Only 150 subjects (13%) did not have pyuria; the remaining 1,031 (87%) of subjects did. Escherichia coli was found in 999 of the 1,181 (85%) subjects included, of which 892 (89%) had pyuria. Additionally, of the 27 children found to have Staphylococcus saprophyticus, all had pyuria. High rates of pyuria also were found in children whose urine had Proteus species and Enterobacter species uropathogens: 25 of 31 (81%) and 13 of 15 (87%), respectively.
However, the presence of three other pathogens suggested a lower association between pyuria and UTI. Pseudomonas aeruginosa was found in 13 children, of which 8 (62%) had pyuria; similarly, those with Enterococcus species uropathogens had a 54% chance of having pyuria (19 of 35) and those with Klebsiella species had a 74% chance (34 of 46). The takeaway, therefore, is that pyuria may not always be present in cases of UTI, especially if these pathogens are the cause of it; in fact, “the odds of pyuria were three to five times lower” with these pathogens, compared with E. coli.
“The most recent American Academy of Pediatrics guideline suggests that pyuria should be present when diagnosing a UTI [but] only 90% of children with UTI exhibit pyuria even when the urine specimen is collected by bladder catheterization or suprapubic aspiration,” Dr.
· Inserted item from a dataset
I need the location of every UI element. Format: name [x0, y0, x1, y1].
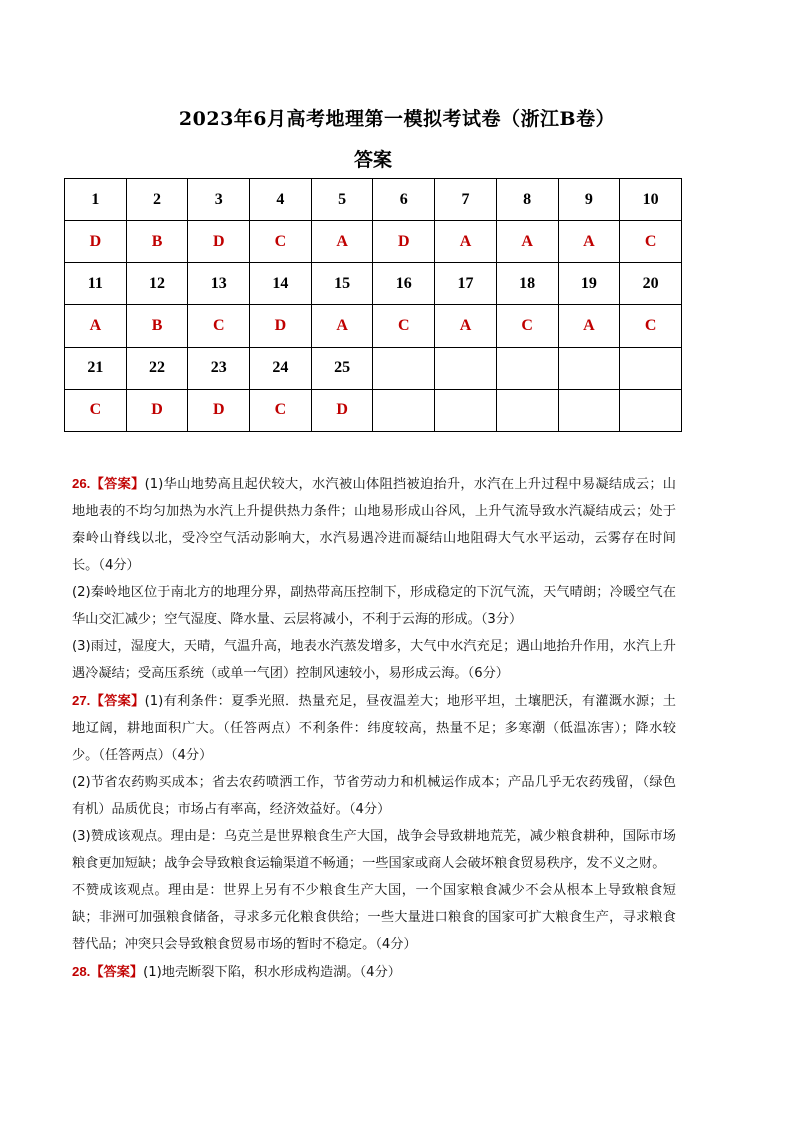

Shaikh and his associates found, adding that the “findings of our study offer an additional explanation for the absence of pyuria – some uropathogens may not elicit a strong host inflammatory response – [and] suggest that bedside biomarkers that are more sensitive and specific than pyuria are needed to improve the accuracy of early diagnosis.”
There was no outside funding involved with this study. Dr. Shaikh and his coauthors did not report any relevant financial disclosures.
FROM PEDIATRICS
Key clinical point: Certain pathogens found in urine, such as E. coli, are more reliable than others at indicating a child’s risk for pyuria.
Major finding: 89% of subjects with E. coli in their urinary tract also had pyuria, compared with 62% of those with P. aeruginosa, 54.3% of those with a member of the Enterococcus species, and 74% of those with a member of the Klebsiella species found in their urinary tract.
Data source: Retrospective review of 1,181 children diagnosed with UTIs between 2007 and 2013 at the Children’s Hospital of Pittsburgh at UPMC.
Disclosures: The study had no external funding. Dr. Shaikh and his coauthors did not report any relevant financial disclosures.